Leon Gettler has a post about performance reviews on The Age blog. It struck a chord. I’m not the greatest fan of performance reviews. I don’t think I’ve ever had one which has been helpful. Most of the time, they have been “rubber stamp” affairs, with bosses ticking various boxes just so that we can say that we’ve gone through the process (thus keeping the HR department off our backs).
Gettler cites a study by Personnel Decisions International (PDI) which found that, where employees report to multiple bosses, the employees’ performance ratings were inconsistent, and sometimes bosses gave wildly varying ratings.
In a study of 5,970 employees reporting to two bosses, employees who were rated “Outstanding – one of the best” by the first boss, were rated lower by the other boss 62% of the time and only “Somewhat above average” or less 29% of the time.

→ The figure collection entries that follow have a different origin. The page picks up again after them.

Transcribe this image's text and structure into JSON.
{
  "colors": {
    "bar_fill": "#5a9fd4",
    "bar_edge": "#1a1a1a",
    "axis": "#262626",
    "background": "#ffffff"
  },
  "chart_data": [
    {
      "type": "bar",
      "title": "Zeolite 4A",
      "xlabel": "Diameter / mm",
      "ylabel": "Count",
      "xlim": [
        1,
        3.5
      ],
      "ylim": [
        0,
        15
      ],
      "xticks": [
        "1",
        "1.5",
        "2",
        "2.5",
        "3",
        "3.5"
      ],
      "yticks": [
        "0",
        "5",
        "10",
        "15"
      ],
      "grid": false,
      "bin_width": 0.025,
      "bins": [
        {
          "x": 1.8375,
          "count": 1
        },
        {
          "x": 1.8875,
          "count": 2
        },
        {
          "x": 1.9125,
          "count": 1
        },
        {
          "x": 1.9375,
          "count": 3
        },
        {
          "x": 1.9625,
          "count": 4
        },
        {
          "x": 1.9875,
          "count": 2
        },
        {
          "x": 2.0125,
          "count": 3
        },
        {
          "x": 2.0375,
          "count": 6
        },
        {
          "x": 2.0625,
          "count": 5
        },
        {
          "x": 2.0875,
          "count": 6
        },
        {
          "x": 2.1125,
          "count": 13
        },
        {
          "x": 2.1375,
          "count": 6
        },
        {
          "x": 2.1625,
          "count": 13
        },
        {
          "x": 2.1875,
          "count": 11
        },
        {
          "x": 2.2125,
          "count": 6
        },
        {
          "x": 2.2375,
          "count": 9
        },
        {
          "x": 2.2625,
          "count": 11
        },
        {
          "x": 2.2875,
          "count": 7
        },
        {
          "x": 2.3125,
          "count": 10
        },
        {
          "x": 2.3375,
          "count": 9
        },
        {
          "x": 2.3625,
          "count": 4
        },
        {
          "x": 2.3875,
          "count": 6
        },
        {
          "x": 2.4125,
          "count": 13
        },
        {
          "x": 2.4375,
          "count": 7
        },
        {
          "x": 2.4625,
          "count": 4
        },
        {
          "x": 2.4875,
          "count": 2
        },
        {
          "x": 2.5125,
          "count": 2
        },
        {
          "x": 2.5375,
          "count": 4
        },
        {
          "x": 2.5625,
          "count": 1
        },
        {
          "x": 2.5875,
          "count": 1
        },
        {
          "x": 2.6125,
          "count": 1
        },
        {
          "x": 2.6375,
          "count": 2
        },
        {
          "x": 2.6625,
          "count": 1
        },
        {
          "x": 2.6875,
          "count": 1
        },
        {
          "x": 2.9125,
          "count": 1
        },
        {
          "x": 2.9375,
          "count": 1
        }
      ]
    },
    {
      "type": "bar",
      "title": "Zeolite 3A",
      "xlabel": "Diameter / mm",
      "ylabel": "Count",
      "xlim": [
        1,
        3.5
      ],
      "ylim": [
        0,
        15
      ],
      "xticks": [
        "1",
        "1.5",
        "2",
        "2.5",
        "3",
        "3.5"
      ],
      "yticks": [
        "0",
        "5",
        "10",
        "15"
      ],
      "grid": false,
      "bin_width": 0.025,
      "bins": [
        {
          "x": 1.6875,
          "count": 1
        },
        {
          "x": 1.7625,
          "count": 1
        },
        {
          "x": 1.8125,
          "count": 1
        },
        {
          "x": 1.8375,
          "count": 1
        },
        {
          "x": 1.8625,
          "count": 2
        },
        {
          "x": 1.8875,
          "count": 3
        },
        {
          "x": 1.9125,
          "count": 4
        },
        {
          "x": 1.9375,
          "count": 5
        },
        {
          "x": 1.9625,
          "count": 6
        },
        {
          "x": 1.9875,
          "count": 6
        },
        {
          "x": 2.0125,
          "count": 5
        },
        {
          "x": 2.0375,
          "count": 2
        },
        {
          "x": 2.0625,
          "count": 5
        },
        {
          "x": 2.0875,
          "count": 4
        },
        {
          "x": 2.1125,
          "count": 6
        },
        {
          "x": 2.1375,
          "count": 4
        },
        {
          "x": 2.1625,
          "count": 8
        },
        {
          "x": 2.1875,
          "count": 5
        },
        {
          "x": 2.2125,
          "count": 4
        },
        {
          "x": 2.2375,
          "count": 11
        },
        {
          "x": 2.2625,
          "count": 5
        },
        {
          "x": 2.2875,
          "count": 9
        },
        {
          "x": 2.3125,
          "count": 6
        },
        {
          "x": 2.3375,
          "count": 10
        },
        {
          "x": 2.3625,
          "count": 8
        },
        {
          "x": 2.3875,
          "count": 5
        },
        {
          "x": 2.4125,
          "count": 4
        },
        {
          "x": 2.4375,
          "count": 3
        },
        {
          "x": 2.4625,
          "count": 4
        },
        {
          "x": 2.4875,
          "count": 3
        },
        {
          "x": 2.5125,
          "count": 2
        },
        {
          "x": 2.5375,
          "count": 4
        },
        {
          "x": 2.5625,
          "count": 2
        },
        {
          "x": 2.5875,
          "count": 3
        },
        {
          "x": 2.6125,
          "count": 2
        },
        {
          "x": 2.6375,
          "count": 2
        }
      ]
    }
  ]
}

“Unfortunately, the concept of rater bias is something that almost every company encounters,” explains Brian Davis, executive vice president, practice areas at PDI. “This basically means that bosses are rating employee performance through their own biases. Some bosses tend to rate employees on how well they like them, rather than how well the employee performs. Other bosses tend to have their own rating systems where, for example, they rate everyone well. The problem with rater-bias is that it takes away the organization’s ability to objectively use data from performance evaluations with any validity.”
Apparently part of the problem arises when performance assessments do not address specific competencies or criteria.
“When two bosses are involved, it is crucial to use common standards for rating employee performance,” Davis continued. “By knowing which skills and competencies are important for the work and what types of behaviors constitute an ‘average’ rating compared to an ‘above average’ rating, for example, the entire validity and value of performance evaluations greatly improves.”
“When standards are not used, you can’t count on the objectivity or accuracy of a performance assessment and you have no differentiating data that allows you to make confident decisions about promotions, training or leadership development,” Davis continued. “Today’s best companies simply cannot leave their talent management decisions to chance. They need to know that the time and effort put into performance evaluation have a return on investment of making better talent management decisions.”
Even if there are standards, some performance criteria are useless. What does “communicates well” mean? “Communicates well” with whom? Clients, co-workers or bosses? I’ve spoken before about the problem of people who are very good at managing upwards (communicating with their bosses) but may be very bad at managing downwards. Nonetheless, because it is the boss’ impression which counts, these people move on up in an organisation, even when their bad management style leads to massive attrition. “Must be the junior employees’ fault – no backbone or loyalty,” think the ultimate bosses or partners.
The problem is that promotions and salary increases may depend on these ridiculous exercises. Bad practices can filter through the whole organisation. If you see someone promoted on the basis of personal friendship, despite the fact that he or she is not qualified for the job, it is absolutely demoralising. You begin to wonder what you are doing at the organisation or firm.
It has always seemed to me that if your manager is competent, you don’t need to have a performance review. You have an idea of how you are performing and what your duties are. You know whether you are likely to progress and that your work is appreciated.
Unfortunately, real life ain’t like that most of the time. It’s probably good to force people to think about how they manage their junior employees, as well as giving junior employees a chance to tell management of any problems. But I think that the “check the box” performance review is a poor way of doing it.